A group of Black restaurant owners led the opposition of the proposed health code Restaurant Rating system

The blue letter grade of a NYC Health Department inspection is posted to a restaurant window. The Detroit City Council rejected a proposal Tuesday that would have required restaurants to post a color-coded sign to inform diners of the results of their health department inspections. Sorbis/Shutterstock
Serena Maria Daniels is the editor for Eater Detroit.

Restauranteurs are applauding the rejection by City Council this week of a proposed restaurant food safety ordinance that would have required owners to display the results of city Health Department inspections for the all the world to see.

According to Crain’s, members of City Council voted 6-3 against the proposal on Tuesday, bringing to an end efforts led by council member Scott Benson to enact the policy, which if passed, would have put the city in line with other municipalities across the country that must place printed letter grades in their window that indicate how a food business did on previous inspections. Instead of using the often criticized A-B-C letter grading system used elsewhere, Detroit would have adopted color-coded signs that would have been required to be displayed in the windows of the 1,706 restaurants inside city limits that illustrate whether a food business is in compliance, needs improvement, or has been ordered closed for more serious violations.

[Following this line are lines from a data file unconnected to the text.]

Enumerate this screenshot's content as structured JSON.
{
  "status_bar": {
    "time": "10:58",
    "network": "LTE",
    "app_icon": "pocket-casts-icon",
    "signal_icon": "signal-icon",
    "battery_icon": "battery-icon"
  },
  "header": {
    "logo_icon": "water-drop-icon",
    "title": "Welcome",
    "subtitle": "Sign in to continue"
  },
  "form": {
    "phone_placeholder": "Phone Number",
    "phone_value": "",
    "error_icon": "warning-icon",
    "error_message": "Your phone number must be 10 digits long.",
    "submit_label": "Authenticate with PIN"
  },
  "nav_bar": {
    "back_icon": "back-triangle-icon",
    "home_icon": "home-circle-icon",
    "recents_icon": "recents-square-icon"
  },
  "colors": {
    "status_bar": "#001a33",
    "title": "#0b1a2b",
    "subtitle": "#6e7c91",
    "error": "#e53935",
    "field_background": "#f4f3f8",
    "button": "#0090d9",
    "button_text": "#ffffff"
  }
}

The six council members who voted down the proposal included Council President Mary Sheffield, President Pro Tem James Tate, and Fred Durhal III, Latisha Johnson, Gabriela Santiago-Romero, and Coleman Young II.

Among those who vocalized their opposition of the proposal was Stephanie Byrd, co-owner of Flood’s Bar and Grille downtown, The Block, and the adjoining Garden Theater in Midtown.

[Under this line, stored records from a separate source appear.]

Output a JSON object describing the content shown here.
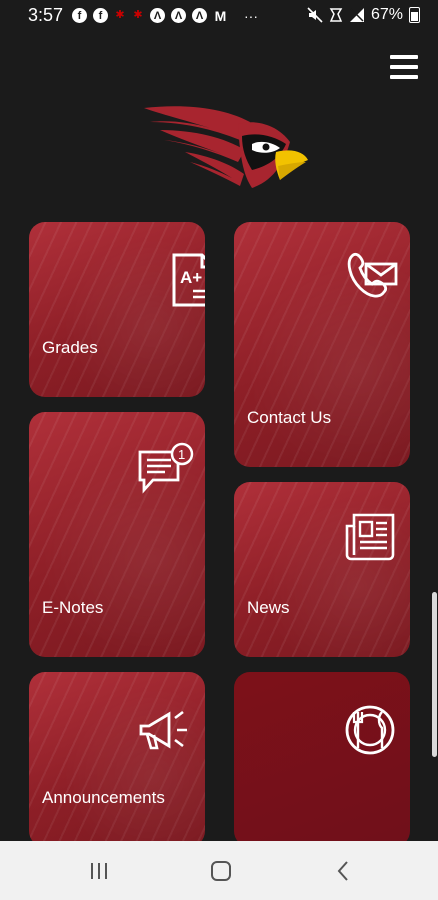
{
  "status_bar": {
    "time": "3:57",
    "battery": "67%",
    "overflow": "···"
  },
  "icons": {
    "menu": "hamburger-menu-icon",
    "logo": "cardinal-logo"
  },
  "tiles": [
    {
      "label": "Grades",
      "icon": "grades-document-icon"
    },
    {
      "label": "Contact Us",
      "icon": "contact-phone-mail-icon"
    },
    {
      "label": "E-Notes",
      "icon": "notification-message-icon",
      "badge": "1"
    },
    {
      "label": "News",
      "icon": "newspaper-icon"
    },
    {
      "label": "Announcements",
      "icon": "megaphone-icon"
    },
    {
      "label": "",
      "icon": "dining-plate-icon"
    }
  ],
  "grades_icon_text": "A+",
  "colors": {
    "tile": "#9e2630",
    "tile_dark": "#76121b",
    "background": "#1b1b1b",
    "beak": "#f2c200"
  }
}
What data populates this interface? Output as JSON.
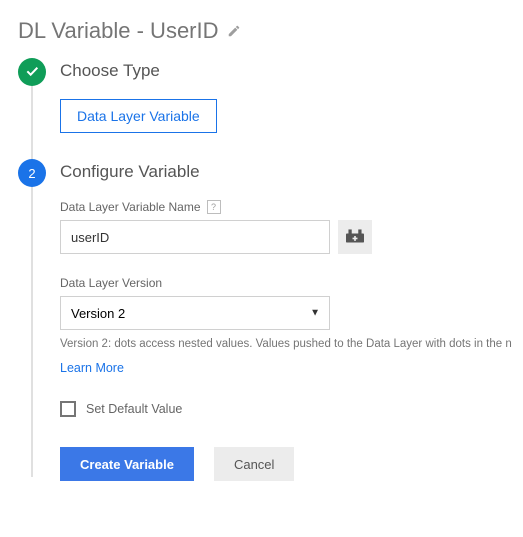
{
  "header": {
    "title": "DL Variable - UserID"
  },
  "steps": {
    "choose_type": {
      "title": "Choose Type",
      "selected_type": "Data Layer Variable"
    },
    "configure": {
      "number": "2",
      "title": "Configure Variable",
      "name_label": "Data Layer Variable Name",
      "name_value": "userID",
      "version_label": "Data Layer Version",
      "version_value": "Version 2",
      "version_hint": "Version 2: dots access nested values. Values pushed to the Data Layer with dots in the n",
      "learn_more": "Learn More",
      "set_default_label": "Set Default Value"
    }
  },
  "actions": {
    "create": "Create Variable",
    "cancel": "Cancel"
  }
}
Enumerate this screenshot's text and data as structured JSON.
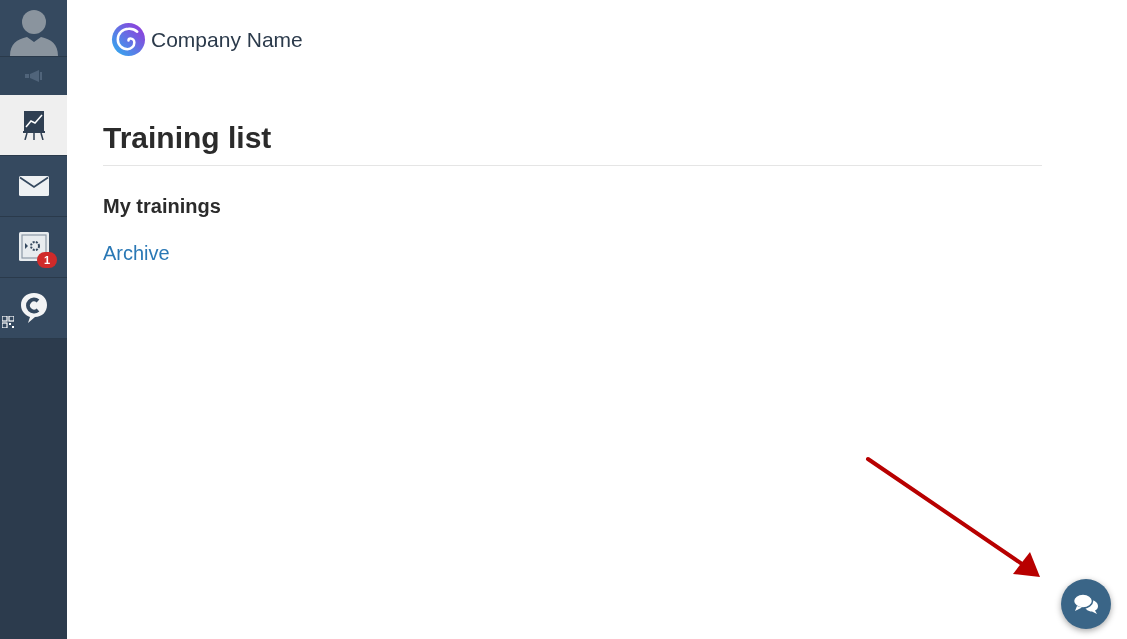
{
  "sidebar": {
    "items": [
      {
        "kind": "chart",
        "selected": true
      },
      {
        "kind": "mail",
        "selected": false
      },
      {
        "kind": "safe",
        "selected": false,
        "badge": "1"
      },
      {
        "kind": "chat",
        "selected": false
      }
    ]
  },
  "header": {
    "company_name": "Company Name"
  },
  "page": {
    "title": "Training list",
    "section": "My trainings",
    "link": "Archive"
  }
}
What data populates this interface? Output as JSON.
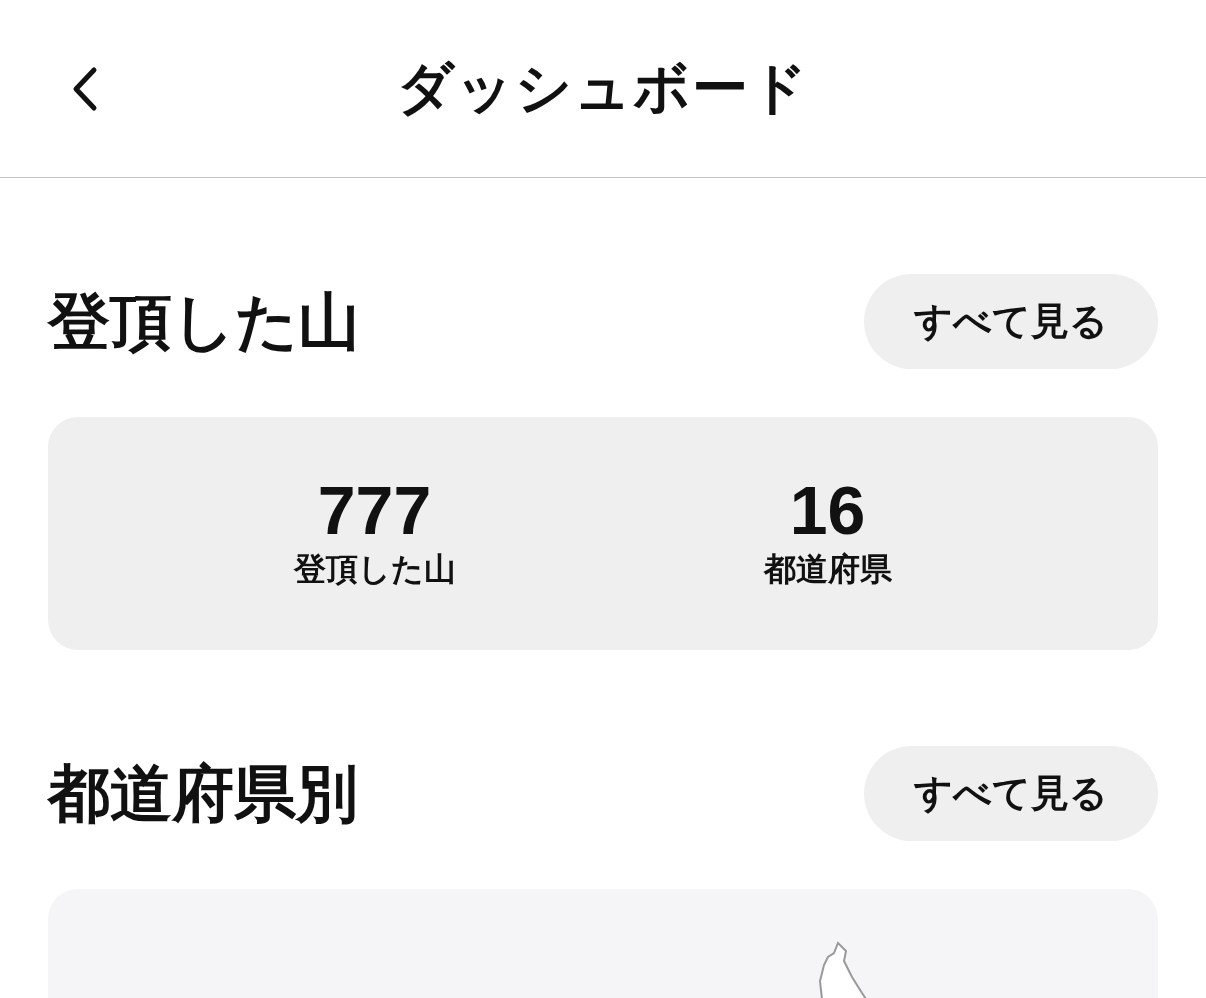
{
  "header": {
    "title": "ダッシュボード"
  },
  "sections": [
    {
      "kind": "stats",
      "title": "登頂した山",
      "button": "すべて見る",
      "stats": [
        {
          "value": "777",
          "label": "登頂した山"
        },
        {
          "value": "16",
          "label": "都道府県"
        }
      ]
    },
    {
      "kind": "map",
      "title": "都道府県別",
      "button": "すべて見る"
    }
  ]
}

“Scott Benson was trying to fix something that actually wasn’t a problem,” Byrd told Eater on Wednesday.

Byrd is a member of the Metro Detroit Black Business Alliance, a group that formed during the pandemic that advocates in favor of Black business owners throughout the region. She said that she only became aware of the proposal in the past few months when the organization’s CEO Charity Dean (who also owns Rosa cafe in Grandmont Rosedale) began getting the word out over the summer about how the ordinance would disproportionately impact Black restaurant owners.

“It was tone deaf. [The City Council] really was not sensitive to the issues that continue to plague Black restaurant owners specifically,” says Byrd. “It came at a terrible time when many businesses, honestly many restaurants are closing and we’re still recovering. We’ll be recovering for years to come. So to throw this in was terrible timing.”

Benson’s proposal was three years in the making, before the onset of the COVID-19 pandemic upended operations of restaurants across the country. Once restaurant owners and industry groups began hearing this summer about what could have been in store, they pushed back and made several recommendations for compromise. Industry advocates did propose several amendments, including the use of a QR code in place of a color-coded sign.

On Tuesday, a memo of opposition to the proposal was sent to council members with the names of more than 100 Detroit restaurants, the Small Business Association of Michigan, and the Michigan Restaurant & Lodging Association that called on officials to reject the proposed ordinance.

According to Crain’s, Councilwoman Santiago-Romero said on Tuesday that she had initially been in support of the measure, citing increased transparency for diners. But as concerns among business owners have mounted, the council member — who herself has a background working in restaurants — now wants to see more support services become available to restaurateurs that have yet to recover from the economic impacts of the pandemic.

The proposal was rejected just a few weeks after Lafayette Coney Island reopened following reports of a rodent problem. On Tuesday, Benson pointed to the issues that arose at the downtown diner as an example of the need for the ordinance.